Would you like to tell us something about your background? Could you talk a little about experiences that has influence the way you currently relate yourself to your artworks?

All my way is influenced by encounterings.

It began by the meeting with my professor of literature at school. More than giving French or Literature classes, she brought us to discover texts, movies, plays, visual artworks and to think about on what we saw or read.. Thanks to her that I met Pierre Vincke, a theatredirector who was worjink in the tradition of Grotowski ... Both of them have led me to go to theater school. In this school I had meetings. Meetings with artists but also and especially human beings that made me discover. I always need o discover rather than to master a practice. It's probably the reason my encounter with Monica Klingler and Boris Nieslony was decisive for me and led me on the path of Performance Art which is a form still difficult to define. Each performance artist has a different definition of what it is...

Could you identify a specific artwork that has influenced your artistic practice or has impacted the way you think about race and ethnic identity in visual culture?

No I don't have a specific artwork that has influenced my artistic practise but many.

I'm influenced by some philsophers as well as poets or musicians or dancers or visual artists but also by some places or landscapes or atmospheres ... For some years, I was used for example to go to India where I was used to follow some traditionnal muscians or to learn bharatanatyam and practice vipassana meditation... Of course this experience has impacted my art work.... This brought me to think and work differently... My experience in India brought me to discover traditionnal strong art and paradoxally to the way of Performance Art. But there I see one common point: to make no separation between art and life and to be here and now, without projection on the future.

It's difficult for me to speak about race and ethnic identity. But I can say that today we miss more and more this notion of “to be here and now” which is more present in some cultures ... By practising Performance Art, it's my way to be connected to this way of thinking. And even in this field actually it's more and more difficult. The society and the art world brings us more and more to plan in advance, to define our work, more than to do. Just to do.
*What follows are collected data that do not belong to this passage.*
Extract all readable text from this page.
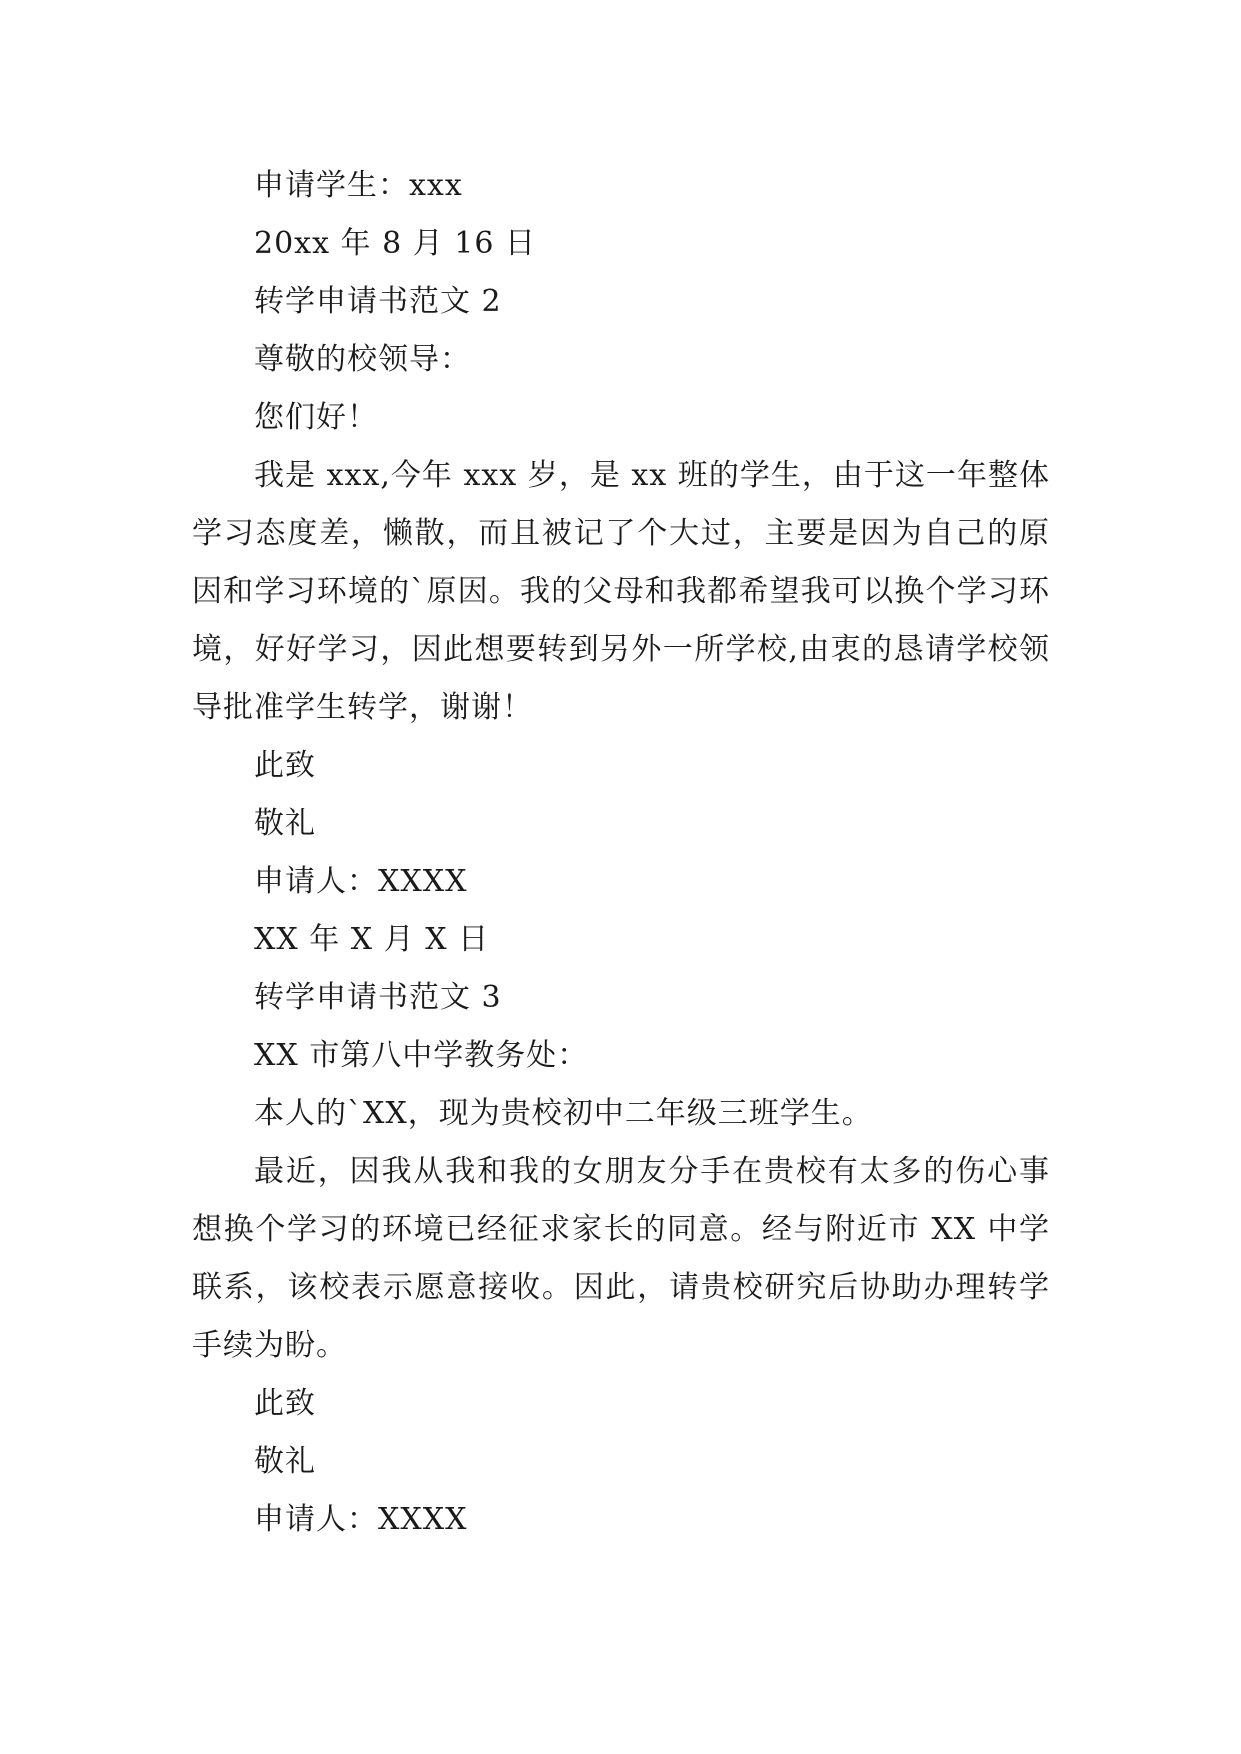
申请学生：xxx

20xx 年 8 月 16 日

转学申请书范文 2

尊敬的校领导：

您们好！

我是 xxx,今年 xxx 岁，是 xx 班的学生，由于这一年整体学习态度差，懒散，而且被记了个大过，主要是因为自己的原因和学习环境的`原因。我的父母和我都希望我可以换个学习环境，好好学习，因此想要转到另外一所学校,由衷的恳请学校领导批准学生转学，谢谢！

此致

敬礼

申请人：XXXX

XX 年 X 月 X 日

转学申请书范文 3

XX 市第八中学教务处：

本人的`XX，现为贵校初中二年级三班学生。

最近，因我从我和我的女朋友分手在贵校有太多的伤心事想换个学习的环境已经征求家长的同意。经与附近市 XX 中学联系，该校表示愿意接收。因此，请贵校研究后协助办理转学手续为盼。

此致

敬礼

申请人：XXXX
To do what we deeply need.

And of course, my encountering with Black Market International and later the notion of Open Source or Open session via PAErsche have also a big impact on my work. When we go on that, each of us perform by sharing time and space but without trying to convince each other on some common way. This is for me a wonderfull way how we can meet each other, regardless of our origin, our race or our “identity”...

Many of your works carry an autobiographical message. Since you transform your experiences into your artwork, we are curious, what is the role of memory in your artistic productions? We are particularly interested if you try to achieve a faithful translation of your previous experiences or if you rather use memory as starting point to create.

My memory is clearly a starting point to create. I don't have any autobiographical message. I use my personnal experience ( what I feel , what I see, what I learn, what I ear...) to work. It's a motor or a material. I'm not able to paint, so I can't do something with red or white or yellow or black colors. All I have is life, a body alive. And I need to do something with that...

My sensation about life sometimes is too intense then I need to transform this intensity in some action. Some artistic action... If people can take something from this action this is great... but I don't want to give them “a specific message” or to control the translation of my experience.